US gap-year visa expensive and hard for students

Harriet Alexander Higher Education Reporter
October 20, 2007
smh

IT WILL be more difficult for Australian students to take advantage of
a gap-year visa in the United States than it will be for their US
counterparts to come here, with a greater administrative burden for
Australians and slow interest from US organisers.

The 12-month reciprocal working-holiday visa, which will take effect
next month, was announced during the Asia Pacific Economic Co-
operation forum last month in a signal that the relationship between
Australia and the US had reached a new level of cosiness.

US citizens aged between 18 and 30 with post-secondary qualifications
can apply to come to Australia. But Australians will need to be
students or new graduates and to be sponsored by a US organisation
that will be required to monitor them throughout their stay and help
them reapply for the visa after four months in the country.

Stanley Colvin, of the US State Department, said the US sponsoring
organisations had not been as enthusiastic about becoming involved in
the scheme as the Australian travel industry, which has been agitating
for it for years. It would be expensive and labour intensive for them
to operate the visas for a relatively small return in the country's
vast tourism industry, he said.

"Quite frankly, I do not believe the sponsor community has decided
whether the market for this program in Australia is sufficient to
support their expenditure of resources - both time and money -
necessary to successfully implement and operate this activity."

But there was enough interest on both sides for a successful program
to emerge, he said, and 12 US sponsors had applied to operate the
visas before submissions closed - enough to import thousands of
Australians.

Australia has entered reciprocal working-holiday agreements with 19
other countries, but it is the first such visa arrangement for the US.

More Australian students are choosing to take gap years, with an
increase of 60 per cent in NSW and the ACT since 2000, according to
the University Admissions Centre. About 11 per cent of students who
plan to go to university next year have chosen to take a year off
first.

Julian Ledger, the chairman of the Backpacker Tourism Advisory Panel,
said more Australian students would defer their studies to participate
in gap schemes as a result of the US visa.

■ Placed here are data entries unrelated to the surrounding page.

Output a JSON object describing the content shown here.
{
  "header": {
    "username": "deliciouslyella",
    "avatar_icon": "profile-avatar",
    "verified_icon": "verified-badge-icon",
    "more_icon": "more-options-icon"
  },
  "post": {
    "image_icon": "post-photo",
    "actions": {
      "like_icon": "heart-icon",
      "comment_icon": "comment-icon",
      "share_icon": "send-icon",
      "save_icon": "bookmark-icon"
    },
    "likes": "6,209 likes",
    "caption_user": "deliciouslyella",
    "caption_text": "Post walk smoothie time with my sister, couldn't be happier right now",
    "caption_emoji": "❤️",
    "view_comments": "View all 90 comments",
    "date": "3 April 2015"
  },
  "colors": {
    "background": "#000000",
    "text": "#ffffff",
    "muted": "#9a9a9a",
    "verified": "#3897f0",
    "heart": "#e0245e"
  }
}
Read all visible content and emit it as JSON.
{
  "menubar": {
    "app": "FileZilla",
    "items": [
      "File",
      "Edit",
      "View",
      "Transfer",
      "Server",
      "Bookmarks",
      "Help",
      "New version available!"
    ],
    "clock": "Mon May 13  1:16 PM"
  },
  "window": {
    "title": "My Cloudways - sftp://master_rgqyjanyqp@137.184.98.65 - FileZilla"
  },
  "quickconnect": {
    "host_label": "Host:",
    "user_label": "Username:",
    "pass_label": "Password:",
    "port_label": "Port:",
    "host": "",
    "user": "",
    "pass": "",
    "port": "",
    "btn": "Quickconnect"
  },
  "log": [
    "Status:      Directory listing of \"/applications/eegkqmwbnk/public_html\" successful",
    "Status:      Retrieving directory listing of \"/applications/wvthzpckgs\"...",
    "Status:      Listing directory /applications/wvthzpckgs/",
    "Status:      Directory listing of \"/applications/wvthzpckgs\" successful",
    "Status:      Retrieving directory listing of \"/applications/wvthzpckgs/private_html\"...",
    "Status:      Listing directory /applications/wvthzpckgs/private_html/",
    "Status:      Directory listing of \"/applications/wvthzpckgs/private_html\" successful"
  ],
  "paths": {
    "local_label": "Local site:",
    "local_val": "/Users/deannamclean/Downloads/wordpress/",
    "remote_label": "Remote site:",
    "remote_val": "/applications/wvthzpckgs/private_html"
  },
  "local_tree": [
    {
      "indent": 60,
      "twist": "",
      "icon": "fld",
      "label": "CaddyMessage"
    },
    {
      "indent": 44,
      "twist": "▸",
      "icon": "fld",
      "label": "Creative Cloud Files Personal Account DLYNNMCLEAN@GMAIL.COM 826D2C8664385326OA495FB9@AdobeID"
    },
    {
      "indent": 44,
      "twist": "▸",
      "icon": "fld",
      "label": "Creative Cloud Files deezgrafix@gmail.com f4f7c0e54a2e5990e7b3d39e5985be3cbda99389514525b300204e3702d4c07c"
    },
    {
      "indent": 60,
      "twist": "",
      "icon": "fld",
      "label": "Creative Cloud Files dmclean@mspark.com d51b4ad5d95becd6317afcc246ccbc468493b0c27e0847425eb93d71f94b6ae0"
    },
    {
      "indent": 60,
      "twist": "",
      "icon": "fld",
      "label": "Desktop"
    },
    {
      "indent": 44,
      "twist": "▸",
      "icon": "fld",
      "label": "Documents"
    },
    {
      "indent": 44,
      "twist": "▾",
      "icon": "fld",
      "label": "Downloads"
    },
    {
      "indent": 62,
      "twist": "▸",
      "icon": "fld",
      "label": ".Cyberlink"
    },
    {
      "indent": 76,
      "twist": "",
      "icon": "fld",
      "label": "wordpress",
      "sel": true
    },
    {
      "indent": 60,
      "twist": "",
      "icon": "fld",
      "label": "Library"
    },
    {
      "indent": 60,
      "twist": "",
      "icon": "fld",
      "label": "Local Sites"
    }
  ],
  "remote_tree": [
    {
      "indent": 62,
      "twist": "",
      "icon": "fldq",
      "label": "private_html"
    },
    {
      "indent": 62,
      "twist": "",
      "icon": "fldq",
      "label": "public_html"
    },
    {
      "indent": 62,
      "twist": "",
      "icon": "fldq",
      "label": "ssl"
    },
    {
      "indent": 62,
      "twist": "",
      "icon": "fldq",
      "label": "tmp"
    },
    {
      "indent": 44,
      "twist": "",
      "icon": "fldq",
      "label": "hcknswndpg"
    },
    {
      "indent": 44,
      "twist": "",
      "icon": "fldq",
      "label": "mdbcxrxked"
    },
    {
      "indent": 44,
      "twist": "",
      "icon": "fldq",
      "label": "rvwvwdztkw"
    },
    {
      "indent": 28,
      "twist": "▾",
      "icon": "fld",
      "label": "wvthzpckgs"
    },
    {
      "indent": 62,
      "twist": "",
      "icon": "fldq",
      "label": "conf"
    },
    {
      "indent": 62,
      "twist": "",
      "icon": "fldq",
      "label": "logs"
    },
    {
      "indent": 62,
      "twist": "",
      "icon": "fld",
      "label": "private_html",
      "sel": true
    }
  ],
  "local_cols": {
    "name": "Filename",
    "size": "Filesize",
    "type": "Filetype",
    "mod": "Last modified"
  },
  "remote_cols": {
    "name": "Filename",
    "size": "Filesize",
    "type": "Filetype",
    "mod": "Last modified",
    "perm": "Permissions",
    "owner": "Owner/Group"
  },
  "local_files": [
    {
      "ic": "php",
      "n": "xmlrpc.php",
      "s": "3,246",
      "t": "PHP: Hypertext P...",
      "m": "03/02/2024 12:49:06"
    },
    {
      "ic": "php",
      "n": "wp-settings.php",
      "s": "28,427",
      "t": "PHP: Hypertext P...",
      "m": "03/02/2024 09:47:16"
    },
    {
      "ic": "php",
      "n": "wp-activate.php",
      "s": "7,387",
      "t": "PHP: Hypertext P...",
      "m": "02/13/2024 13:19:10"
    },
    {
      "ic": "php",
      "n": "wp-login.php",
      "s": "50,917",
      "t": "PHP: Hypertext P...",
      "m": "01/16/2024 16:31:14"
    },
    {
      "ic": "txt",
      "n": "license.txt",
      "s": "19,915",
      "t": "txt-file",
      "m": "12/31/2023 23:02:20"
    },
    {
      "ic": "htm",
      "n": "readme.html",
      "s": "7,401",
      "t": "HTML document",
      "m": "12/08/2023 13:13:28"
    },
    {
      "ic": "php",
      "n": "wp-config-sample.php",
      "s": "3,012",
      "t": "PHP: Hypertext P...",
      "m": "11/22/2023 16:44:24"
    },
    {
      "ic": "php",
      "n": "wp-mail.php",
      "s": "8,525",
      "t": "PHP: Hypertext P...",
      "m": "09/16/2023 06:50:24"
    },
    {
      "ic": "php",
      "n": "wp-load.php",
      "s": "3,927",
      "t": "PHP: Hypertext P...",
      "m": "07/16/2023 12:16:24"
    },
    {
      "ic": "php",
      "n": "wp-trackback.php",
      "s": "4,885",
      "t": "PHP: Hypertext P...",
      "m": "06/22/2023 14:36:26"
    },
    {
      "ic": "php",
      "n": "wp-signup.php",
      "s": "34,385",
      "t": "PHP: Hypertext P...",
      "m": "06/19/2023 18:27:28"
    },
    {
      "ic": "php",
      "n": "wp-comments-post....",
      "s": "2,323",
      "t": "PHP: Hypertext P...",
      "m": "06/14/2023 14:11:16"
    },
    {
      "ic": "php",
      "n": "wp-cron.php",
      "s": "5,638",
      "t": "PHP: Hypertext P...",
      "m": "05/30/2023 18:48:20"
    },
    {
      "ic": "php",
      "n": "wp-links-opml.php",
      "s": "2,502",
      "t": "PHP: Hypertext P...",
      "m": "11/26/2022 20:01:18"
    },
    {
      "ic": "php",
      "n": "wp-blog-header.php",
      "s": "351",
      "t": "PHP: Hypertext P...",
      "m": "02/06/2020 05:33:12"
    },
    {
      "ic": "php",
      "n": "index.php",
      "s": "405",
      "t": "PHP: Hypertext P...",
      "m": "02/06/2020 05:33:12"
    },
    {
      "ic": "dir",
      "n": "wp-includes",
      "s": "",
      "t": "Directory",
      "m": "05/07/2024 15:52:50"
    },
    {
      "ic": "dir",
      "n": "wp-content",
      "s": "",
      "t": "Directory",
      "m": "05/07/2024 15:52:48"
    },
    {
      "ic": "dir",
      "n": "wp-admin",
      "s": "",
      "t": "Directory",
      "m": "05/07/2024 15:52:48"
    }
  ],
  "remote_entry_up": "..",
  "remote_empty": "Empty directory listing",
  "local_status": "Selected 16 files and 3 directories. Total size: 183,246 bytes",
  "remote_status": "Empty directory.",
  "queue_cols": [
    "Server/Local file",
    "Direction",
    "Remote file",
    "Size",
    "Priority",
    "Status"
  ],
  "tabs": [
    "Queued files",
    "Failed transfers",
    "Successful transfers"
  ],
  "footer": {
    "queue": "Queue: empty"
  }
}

The Government wants 30,000
participants within four years.

"We've got visa arrangements with some fairly small and obscure
countries where English may not be spoken," Mr Ledger said. "America
is a country with 300 million people, where English is widely spoken,
with huge work and career [options]. We're very excited about it."

But Brad Holland, the exec- utive director of International Exchange
Programs Australia, said it would take time for critical mass to
develop, especially since the US visa was more expensive, shorter and
more onerous than the one for Canada. (Costs for taking part in the US
program can be as high as $2700).

"Will this new visa open the floodgates? I don't think so," Mr Holland
said. "There are so many opportunities for Australians to work
overseas in other countries. It's a goodwill gesture."

Gap Activity Projects, which arranges volunteer work, offers
experiences such as teaching English in China, Malaysia, Poland and
Vietnam, and running camps in Canada.